Unilever trims production portfolio

Related tags Palm oil Unilever

Anglo-Dutch food and consumer products giant Unilever is putting
its Malaysian palm oil estates up for sale, according to a report
in the Malaysian publication, Business Times.

Anglo-Dutch food and consumer products giant Unilever is putting its Malaysian palm oil estates up for sale, according to a report in the Malaysian publication, Business Times.

According to analysts predictions, the sale should of the 21,700ha plantations should fetch at least RM500 million (€134.5m), and according to further reports there are currently 11 companies in the bidding.

The proposed disposal is part of the group's massive global restructuring exercise to prune off all non-core businesses.

Unilever, which currently sells 1,200 leading brands of products, will also narrow the range down to 400 over the next two years.
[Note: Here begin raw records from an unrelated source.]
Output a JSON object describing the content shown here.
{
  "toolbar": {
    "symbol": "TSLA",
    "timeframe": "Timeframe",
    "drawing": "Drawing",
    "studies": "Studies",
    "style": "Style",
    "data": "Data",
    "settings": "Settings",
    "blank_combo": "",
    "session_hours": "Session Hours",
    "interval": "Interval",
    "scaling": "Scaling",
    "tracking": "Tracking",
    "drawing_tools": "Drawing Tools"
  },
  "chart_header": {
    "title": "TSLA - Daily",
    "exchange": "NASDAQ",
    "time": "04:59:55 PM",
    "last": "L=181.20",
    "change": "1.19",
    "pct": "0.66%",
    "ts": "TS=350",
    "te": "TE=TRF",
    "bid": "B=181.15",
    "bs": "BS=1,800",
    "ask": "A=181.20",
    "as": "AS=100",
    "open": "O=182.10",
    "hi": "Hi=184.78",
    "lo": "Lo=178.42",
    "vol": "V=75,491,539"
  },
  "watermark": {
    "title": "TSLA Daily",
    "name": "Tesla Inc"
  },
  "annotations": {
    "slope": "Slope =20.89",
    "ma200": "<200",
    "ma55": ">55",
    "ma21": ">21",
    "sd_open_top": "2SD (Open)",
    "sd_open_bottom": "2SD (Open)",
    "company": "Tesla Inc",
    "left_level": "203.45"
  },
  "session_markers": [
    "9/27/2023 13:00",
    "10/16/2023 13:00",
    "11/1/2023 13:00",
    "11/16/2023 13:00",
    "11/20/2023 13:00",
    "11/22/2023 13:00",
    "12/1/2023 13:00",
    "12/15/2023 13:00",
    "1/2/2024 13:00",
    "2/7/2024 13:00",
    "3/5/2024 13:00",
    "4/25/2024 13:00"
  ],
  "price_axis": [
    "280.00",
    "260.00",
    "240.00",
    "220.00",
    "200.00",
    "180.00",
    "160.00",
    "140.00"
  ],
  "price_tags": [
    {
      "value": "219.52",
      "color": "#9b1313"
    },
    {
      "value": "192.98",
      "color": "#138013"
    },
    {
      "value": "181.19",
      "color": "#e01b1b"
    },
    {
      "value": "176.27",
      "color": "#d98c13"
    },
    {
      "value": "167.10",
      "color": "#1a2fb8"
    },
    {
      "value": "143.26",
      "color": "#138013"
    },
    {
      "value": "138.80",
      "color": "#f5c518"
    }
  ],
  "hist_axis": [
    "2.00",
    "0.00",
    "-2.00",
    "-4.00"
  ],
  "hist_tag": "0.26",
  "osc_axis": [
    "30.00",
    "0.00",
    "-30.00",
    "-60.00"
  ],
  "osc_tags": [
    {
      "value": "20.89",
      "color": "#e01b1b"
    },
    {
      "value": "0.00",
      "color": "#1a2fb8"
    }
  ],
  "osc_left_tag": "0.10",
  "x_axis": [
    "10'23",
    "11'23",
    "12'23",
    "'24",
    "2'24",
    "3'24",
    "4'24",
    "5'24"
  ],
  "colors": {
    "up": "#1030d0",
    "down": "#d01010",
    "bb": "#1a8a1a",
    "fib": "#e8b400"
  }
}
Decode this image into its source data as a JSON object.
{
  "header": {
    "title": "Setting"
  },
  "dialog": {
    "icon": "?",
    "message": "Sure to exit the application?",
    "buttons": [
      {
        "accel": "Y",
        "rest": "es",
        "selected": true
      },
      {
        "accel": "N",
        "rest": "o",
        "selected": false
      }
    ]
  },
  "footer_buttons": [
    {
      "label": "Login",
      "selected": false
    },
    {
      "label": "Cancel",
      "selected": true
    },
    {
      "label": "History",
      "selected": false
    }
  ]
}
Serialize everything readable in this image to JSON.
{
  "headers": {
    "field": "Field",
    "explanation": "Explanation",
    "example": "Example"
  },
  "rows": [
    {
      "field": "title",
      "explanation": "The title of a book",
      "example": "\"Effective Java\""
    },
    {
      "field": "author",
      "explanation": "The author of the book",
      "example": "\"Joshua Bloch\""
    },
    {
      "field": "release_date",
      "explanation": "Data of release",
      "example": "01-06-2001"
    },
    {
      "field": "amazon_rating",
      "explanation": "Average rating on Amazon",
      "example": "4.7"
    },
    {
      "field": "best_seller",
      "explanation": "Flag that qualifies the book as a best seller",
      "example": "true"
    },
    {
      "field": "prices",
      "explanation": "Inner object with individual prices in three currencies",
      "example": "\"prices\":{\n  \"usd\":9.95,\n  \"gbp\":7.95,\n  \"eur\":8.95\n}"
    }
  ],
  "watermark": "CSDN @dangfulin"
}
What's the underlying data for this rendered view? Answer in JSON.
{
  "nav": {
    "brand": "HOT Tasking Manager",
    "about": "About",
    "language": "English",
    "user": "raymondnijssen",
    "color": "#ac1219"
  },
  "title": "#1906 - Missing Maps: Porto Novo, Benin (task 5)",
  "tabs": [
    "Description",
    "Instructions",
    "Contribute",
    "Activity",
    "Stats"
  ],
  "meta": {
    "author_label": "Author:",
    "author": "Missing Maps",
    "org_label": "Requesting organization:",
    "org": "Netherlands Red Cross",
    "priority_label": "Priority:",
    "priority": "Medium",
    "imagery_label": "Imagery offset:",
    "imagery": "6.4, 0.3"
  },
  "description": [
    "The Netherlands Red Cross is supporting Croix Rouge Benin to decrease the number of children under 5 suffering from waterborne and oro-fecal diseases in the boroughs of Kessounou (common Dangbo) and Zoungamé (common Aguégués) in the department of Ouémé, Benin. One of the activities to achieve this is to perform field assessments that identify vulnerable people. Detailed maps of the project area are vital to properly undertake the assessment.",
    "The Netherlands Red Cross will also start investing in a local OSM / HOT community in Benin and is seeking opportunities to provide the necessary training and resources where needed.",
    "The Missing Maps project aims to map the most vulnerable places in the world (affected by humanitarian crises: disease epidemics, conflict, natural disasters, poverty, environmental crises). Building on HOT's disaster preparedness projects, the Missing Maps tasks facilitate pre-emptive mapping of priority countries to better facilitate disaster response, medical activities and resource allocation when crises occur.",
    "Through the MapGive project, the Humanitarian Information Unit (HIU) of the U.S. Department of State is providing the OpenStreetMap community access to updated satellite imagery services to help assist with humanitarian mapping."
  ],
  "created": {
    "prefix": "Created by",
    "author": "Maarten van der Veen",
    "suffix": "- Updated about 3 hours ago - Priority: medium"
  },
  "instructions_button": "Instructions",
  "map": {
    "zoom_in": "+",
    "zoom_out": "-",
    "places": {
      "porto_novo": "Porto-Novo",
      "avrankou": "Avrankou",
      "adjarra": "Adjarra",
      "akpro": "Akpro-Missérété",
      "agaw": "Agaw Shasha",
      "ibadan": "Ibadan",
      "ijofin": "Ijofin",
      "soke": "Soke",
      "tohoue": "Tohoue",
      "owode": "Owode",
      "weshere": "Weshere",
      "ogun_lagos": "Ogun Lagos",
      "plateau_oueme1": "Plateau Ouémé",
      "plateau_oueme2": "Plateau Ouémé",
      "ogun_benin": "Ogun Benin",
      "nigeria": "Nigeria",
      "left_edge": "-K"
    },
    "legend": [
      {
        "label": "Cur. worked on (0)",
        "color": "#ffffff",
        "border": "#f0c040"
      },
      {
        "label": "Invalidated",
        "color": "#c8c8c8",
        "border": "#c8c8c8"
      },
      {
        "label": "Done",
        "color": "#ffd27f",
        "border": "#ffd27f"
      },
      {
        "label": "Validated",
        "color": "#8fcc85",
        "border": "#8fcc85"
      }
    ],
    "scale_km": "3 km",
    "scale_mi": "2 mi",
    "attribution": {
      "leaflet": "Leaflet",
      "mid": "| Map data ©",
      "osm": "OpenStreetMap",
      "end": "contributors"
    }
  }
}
Production facilities all over the world are expected to be restructured in line with the plans, leading to possible closures and consolidations.

Wholly-owned subsidiary Palmol Plantations managing director and chairman Martin Rushworth said Unilever had found that the Malaysian operations no longer fit into the group's plans.

"We feel that the plantations do not sit well with our overall business strategy of promoting consumer brands,"​ he said.

Unilever operates oil palm estates in Sabah (13,500ha) and Johor (8,200ha). It owns 70 per cent of Palmol Plantations Sabah, and the Sabah Land Development Authority the rest.

The Kluang-based Palmol Plantations is wholly-owned by the group.

Rushworth said Am Merchant Bank has been appointed to manage the disposal process, including making a list of potential buyers.

Unilever started its palm oil operations in Malaysia in the 1950s and currently employs about 1,000 workers.

Palmol replants every 10 years and produces about 120,000 tonnes of crude palm oil annually. The company also operates a research and development centre.

Apart from Malaysia, Unilever also owns oil palm plantations in Africa.

"It makes sense for Unilever to sell off Palmol as it is much cheaper simply to source for raw materials rather than operate your own plantations,"​ an industry observer said.

Unilever, with operations in 40 countries, had announced a sweeping reorganisation in February 2000 aimed at boosting sales by between 5 per cent and 8 per cent a year and achieving profit margins of between 16 per cent and 17 per cent by 2004.

It recorded sales of US$44.81 billion and earned a profit of US$1.04 billion last year. Worldwide, the group employed a total of 295,000 workers in 2000. Among the group's product brands are Lipton tea, Knorr and Walls ice cream.